A municipal plan to procure over 450 MW, cut Eskom reliance, stabilize prices, and reduce Cape Town emissions.

✅ Up to 150 MW from private plants within the city

✅ 300 MW to be purchased from outside Cape Town later

✅ City financing 100-200 MW of its own generation

Cape Town is seeking to secure more than 450 megawatts of power from renewable sources to cut reliance on state power utility Eskom Holdings SOC Ltd., where wind procurement cuts were considered during lockdown, and reduce greenhouse gas emissions.

South Africa’s second-biggest city is looking at a range of options, including geothermal exploration in comparable markets, and expects the bulk of the electricity to be generated from solar plants, Kadri Nassiep, the city’s executive director of energy and climate change, said in an interview.

On July 14 the city of 4.6 million people released a request for information to seek funding to build its own plants. This month or next it will seek proposals for the provision of as much as 150 megawatts from privately owned plants, largely solar additions, to be built and operated within the city, he said. As much as 300 megawatts may also be purchased at a later stage from plants outside of Cape Town, according to Nassiep.

The city could secure finance to build 100 to 200 megawatts of its own generation capacity, Nassiep said. “We realized that it is important for the city to be more in control around the pricing of the power,” he added.

Power Outages

Cape Town’s foray into the securing of power from sources other than Eskom comes after more than a decade of intermittent electricity outages, while elsewhere in Africa coal projects face scrutiny from lenders, because the utility can’t meet national demand. The government last year said municipalities could find alternative suppliers.

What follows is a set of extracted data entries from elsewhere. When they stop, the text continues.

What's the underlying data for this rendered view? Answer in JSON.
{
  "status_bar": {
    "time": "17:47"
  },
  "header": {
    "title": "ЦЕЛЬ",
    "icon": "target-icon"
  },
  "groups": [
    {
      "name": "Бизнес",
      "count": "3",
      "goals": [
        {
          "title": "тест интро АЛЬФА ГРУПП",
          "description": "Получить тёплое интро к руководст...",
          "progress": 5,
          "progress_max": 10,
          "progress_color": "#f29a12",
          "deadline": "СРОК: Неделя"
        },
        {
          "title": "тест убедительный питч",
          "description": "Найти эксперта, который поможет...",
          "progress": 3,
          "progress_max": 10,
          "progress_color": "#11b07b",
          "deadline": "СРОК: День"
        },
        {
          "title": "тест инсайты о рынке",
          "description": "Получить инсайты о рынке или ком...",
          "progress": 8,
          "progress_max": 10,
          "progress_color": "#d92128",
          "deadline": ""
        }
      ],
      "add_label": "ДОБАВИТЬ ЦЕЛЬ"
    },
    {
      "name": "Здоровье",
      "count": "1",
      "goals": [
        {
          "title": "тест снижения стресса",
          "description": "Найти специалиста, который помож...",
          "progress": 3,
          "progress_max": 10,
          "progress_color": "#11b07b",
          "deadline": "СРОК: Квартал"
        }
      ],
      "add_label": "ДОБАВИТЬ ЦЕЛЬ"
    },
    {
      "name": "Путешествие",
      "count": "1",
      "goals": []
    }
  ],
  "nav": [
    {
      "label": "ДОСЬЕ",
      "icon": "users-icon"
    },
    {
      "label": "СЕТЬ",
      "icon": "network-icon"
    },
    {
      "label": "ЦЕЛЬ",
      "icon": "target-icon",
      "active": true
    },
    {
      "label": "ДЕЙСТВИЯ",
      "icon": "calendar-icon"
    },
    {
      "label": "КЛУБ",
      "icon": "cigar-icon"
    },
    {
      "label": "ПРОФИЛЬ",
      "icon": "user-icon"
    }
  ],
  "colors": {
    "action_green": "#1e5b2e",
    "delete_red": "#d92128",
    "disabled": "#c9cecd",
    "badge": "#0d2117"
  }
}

Earlier this month Ethekwini, the municipal area that includes the city of Durban, issued a request for information for the provision of 400 megawatts of power, similar to BC Hydro’s call for power driven by EV uptake.

The City of Johannesburg will in September seek information and proposals for the construction of a 150-megawatt solar plant, reflecting moves like Ontario’s new wind and solar procurements to tackle supply gaps, 50 megawatts of rooftop solar panels and the refurbishment of an idle gas-fired plant that could generate 20 megawatts, it said in June. It will also seek information for the installation of 100 megawatts of battery storage.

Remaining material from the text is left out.